“I’m buying the first round!” said a guy with a gut hanging over his uniform. He slapped down his credit card. “Keep the tab open,” he said to Charlie.

“Is there an airport around here?” Charlie asked me.

“There’s a flight attendant training school. They must’ve all just passed their exams.” I’d heard of these crowds from other barkeeps. The flight attendant exams happen once a quarter, and when they graduate from their training, they find a bar to blow off steam.

“That’s right,” said a female flight attendant with side-swept blonde hair. “I’m finally going to fly the friendly skies.”

“What’s your route?” I asked.

“Buffalo to Cincinnati. Have more beautiful words ever been spoken?”

To my left, the flight attendant with the gut tossed off drink orders haphazardly as he heard them. Charlie nodded along, but I could see in his eyes that he was flustered.

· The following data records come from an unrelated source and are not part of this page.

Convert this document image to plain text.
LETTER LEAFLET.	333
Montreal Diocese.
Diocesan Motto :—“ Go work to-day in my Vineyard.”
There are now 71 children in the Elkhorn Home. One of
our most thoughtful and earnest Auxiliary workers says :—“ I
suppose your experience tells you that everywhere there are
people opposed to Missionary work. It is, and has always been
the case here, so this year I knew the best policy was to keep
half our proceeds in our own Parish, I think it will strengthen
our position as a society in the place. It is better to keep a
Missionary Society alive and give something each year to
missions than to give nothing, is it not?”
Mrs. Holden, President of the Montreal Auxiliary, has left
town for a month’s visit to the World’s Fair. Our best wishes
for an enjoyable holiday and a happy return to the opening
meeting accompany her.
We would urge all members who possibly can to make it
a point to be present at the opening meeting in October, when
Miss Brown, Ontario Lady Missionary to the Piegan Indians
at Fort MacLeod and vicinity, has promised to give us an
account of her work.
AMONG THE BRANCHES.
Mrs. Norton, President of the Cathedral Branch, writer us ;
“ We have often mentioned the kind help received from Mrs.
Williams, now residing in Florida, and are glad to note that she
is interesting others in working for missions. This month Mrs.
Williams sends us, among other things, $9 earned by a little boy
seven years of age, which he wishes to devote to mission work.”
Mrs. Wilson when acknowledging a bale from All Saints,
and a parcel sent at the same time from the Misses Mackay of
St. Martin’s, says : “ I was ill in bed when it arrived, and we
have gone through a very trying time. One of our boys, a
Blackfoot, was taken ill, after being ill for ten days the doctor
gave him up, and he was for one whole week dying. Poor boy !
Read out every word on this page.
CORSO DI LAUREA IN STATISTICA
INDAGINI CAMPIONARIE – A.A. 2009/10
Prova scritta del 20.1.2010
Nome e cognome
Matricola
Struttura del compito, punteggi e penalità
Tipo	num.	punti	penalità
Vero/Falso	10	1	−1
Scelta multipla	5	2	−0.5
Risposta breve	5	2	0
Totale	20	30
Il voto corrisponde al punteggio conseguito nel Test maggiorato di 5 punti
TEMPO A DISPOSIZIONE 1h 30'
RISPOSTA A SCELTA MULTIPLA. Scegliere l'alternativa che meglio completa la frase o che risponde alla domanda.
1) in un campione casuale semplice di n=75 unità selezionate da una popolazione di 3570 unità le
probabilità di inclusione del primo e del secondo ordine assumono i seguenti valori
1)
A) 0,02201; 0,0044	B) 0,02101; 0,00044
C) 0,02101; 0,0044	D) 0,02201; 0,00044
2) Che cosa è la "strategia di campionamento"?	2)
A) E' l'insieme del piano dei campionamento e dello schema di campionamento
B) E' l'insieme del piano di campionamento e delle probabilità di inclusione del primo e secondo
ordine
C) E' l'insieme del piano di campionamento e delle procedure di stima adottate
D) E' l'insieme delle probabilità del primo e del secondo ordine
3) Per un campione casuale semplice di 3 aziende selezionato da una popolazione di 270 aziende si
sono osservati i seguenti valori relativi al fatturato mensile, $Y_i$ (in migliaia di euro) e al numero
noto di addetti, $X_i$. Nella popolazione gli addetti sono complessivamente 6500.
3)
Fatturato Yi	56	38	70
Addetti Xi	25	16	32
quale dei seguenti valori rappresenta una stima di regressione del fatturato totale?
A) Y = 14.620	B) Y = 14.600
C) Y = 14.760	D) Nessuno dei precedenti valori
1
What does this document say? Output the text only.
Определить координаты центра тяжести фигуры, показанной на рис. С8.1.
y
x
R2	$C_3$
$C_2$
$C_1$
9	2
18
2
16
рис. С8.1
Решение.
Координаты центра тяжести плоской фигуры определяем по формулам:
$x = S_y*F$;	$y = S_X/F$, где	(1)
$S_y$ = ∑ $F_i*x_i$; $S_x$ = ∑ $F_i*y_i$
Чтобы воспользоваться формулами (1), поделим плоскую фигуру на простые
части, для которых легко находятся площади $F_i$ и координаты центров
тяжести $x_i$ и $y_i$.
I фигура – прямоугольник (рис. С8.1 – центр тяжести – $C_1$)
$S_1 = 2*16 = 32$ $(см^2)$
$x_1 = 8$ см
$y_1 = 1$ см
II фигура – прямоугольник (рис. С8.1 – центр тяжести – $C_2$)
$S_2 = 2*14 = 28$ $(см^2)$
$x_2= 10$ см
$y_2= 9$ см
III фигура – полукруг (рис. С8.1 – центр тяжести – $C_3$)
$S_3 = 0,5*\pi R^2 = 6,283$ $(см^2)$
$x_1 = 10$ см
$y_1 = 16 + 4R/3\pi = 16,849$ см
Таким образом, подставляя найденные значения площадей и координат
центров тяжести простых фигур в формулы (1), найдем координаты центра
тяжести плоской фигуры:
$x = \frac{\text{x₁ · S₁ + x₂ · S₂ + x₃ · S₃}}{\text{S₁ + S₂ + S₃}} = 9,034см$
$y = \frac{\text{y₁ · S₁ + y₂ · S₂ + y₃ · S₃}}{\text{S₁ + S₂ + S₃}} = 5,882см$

I hopped behind the bar.

“So that was two Bud Lights, one Seven-and-Seven, one rum and Coke, one Midori Sour…” I repeated the drink orders back as he said them, which was my way of committing them to memory. Charlie nodded alongside me. Flight attendants crushed against the bar, yelling orders and questions at us, full of jubilation.

“Did you get all that?” I asked him.

“I got most of them.” He rattled off the drink orders; I filled in one he was missing.

“You get the beer and wine orders, and I’ll handle the mixed drinks.”

“Got it,” he said with wide-eyed wonder.

I nudged him with my elbow. “Hey. We got this covered.” I winked at him. “You’re gonna make some amazing tips today.”

I got to work lining up glasses, then swiveling my arms between the well and the shelf liquor. I was a marionette puppet controlled by the whims of my customers. Charlie assiduously poured the drafts and plunked off caps of beer bottles. We maneuvered around each other as best we could, but it was tight quarters, and our bodies kept rubbing against each other, similar to his first day. His jeans were tight, the curves of his ass leaving little to the imagination. I pulled all the focus I could muster, but that goddamn friction did a number on my dick. And Charlie’s musky body spray mixed with the sweet smell of his shampoo fucked with my nose—and my dick—some more.

I kept my distance as best I could with the mixed drinks.

“You good?” I asked him.

“Great!”

At one point, Charlie bent down to the fridge to pull out a bottle of white wine while I had to reach above him for the Johnny Walker Black. My aching crotch hovered over his ass. I moved carefully to ensure I did not make contact.

That would be bad.

Glorious. But bad.

“Right behind you,” I warned. But it was too late.

Charlie inched back to shut the fridge door right into my crotch. His bubble butt was burst by my pointy object.

That was as close to sex as I’d gotten in years, mere hours after laying down the non-fraternization rule.

As soon as our bodies made contact, he popped up like there was a spring in his spine. I’d never seen the human body snap so quickly. He stepped back to the bar, thankfully not witnessing the embarrassment curdling inside me. I went back to my customer, throwing myself back into my job.

The flight attendants drank like their passengers, gulping down their libations like they were about to expire. People were on their second round before we finished serving the first. At the same time, the lunchtime crowd filled more of Penny’s tables, which meant more drink orders. Charlie and I kept repeating drink orders so we didn’t forget any. And we kept passing each other in the tight quarters of the bar.

Bodies having no choice but to brush against one another.

More friction.

More of me being grateful I was wearing thick pants.

“Shit,” Charlie muttered.

I looked up from pouring a line of celebratory shots to find Charlie reaching his hand above the bar for a tulip beer glass used for one of our draft beers. His fingers grazed the curvy glass. He was too short to make full contact.